What a welcome beginning that was on Monday, November 16, when some 70 people gathered in Town Hall to talk about what is perceived as a heroin epidemic, not only in Woodstock, but in general throughout the region, state, country, and wider.
It’s easy to feel helpless as young people in the community, watching older ones, fall prey to the destructive feel-good moments that steal their lives. It is cathartic to slap it down on the table, call it what it is and try to find help dealing with it. As was continually pointed out, drug addiction, and addiction of all kinds, easily crosses economic, social and ethnic lines. An equal opportunity destroyer.
The concrete pieces that came out of the forum showed a community banding together, and a list of places to call, help to seek, when you come upon a situation that needs it. As usual, Family of Woodstock is at the top. We’ll promise to include this list in the paper every week, and seek your advice to add to it. If there are other resources to help someone with drug problems out there, let us know.
And we urge those who showed up at the meeting to stay involved. The community needs you. Lives depend upon it.
Parking agreement
We will support the Woodstock town board’s actions this week of reinstating a payment in lieu of parking for new businesses and developers, of $900 per spot. One letter argues that it’s just another fee and will make potential business owners look elsewhere for a location that’s cheaper. But our zoning law correctly says that commercial establishments have to be responsible for creating enough parking for their own businesses, and offers a formula for such, or your customers are going to take parking spaces that someone else has created or paid for. So the fee allows those who don’t have the room to create parking spaces, gives them a way to be here, to have their business in town.

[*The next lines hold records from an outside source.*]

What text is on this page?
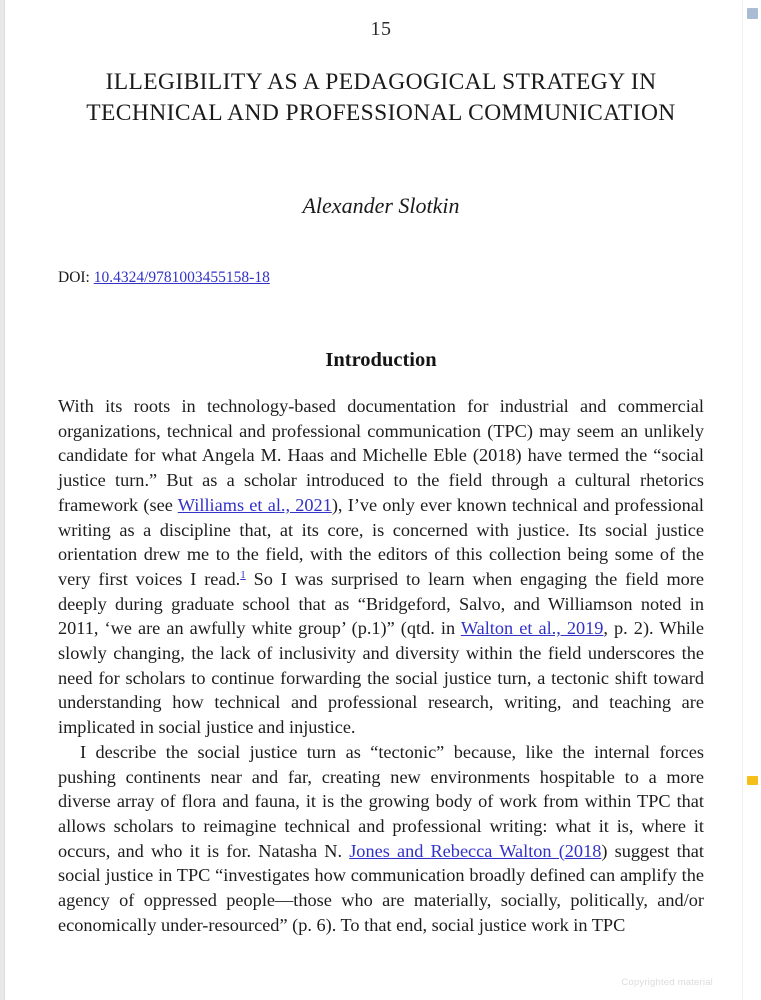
15
ILLEGIBILITY AS A PEDAGOGICAL STRATEGY IN TECHNICAL AND PROFESSIONAL COMMUNICATION
Alexander Slotkin
DOI: 10.4324/9781003455158-18
Introduction

With its roots in technology-based documentation for industrial and commercial organizations, technical and professional communication (TPC) may seem an unlikely candidate for what Angela M. Haas and Michelle Eble (2018) have termed the “social justice turn.” But as a scholar introduced to the field through a cultural rhetorics framework (see Williams et al., 2021), I’ve only ever known technical and professional writing as a discipline that, at its core, is concerned with justice. Its social justice orientation drew me to the field, with the editors of this collection being some of the very first voices I read.$^1$ So I was surprised to learn when engaging the field more deeply during graduate school that as “Bridgeford, Salvo, and Williamson noted in 2011, ‘we are an awfully white group’ (p.1)” (qtd. in Walton et al., 2019, p. 2). While slowly changing, the lack of inclusivity and diversity within the field underscores the need for scholars to continue forwarding the social justice turn, a tectonic shift toward understanding how technical and professional research, writing, and teaching are implicated in social justice and injustice.

I describe the social justice turn as “tectonic” because, like the internal forces pushing continents near and far, creating new environments hospitable to a more diverse array of flora and fauna, it is the growing body of work from within TPC that allows scholars to reimagine technical and professional writing: what it is, where it occurs, and who it is for. Natasha N. Jones and Rebecca Walton (2018) suggest that social justice in TPC “investigates how communication broadly defined can amplify the agency of oppressed people—those who are materially, socially, politically, and/or economically under-resourced” (p. 6). To that end, social justice work in TPC

Copyrighted material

The other part of the obligation is for the town to use the fee money to create or better maintain the available spaces, and not see it swallowed up for other expenses.
And while they’re at it, a small fee for those who are not residents to park at the Mountain View lot on Rock City Road, is not out of the question. Residents would still park there for free. There were a lot of cars in town this past summer (and will likely be again this holiday season.) The short term lodging that is offered now has made the town accessible overnight to many more people. It is incumbent on the town officials to manage the space resources that are available, to maintain the quality of life for those who are here all the time, as well as those visiting.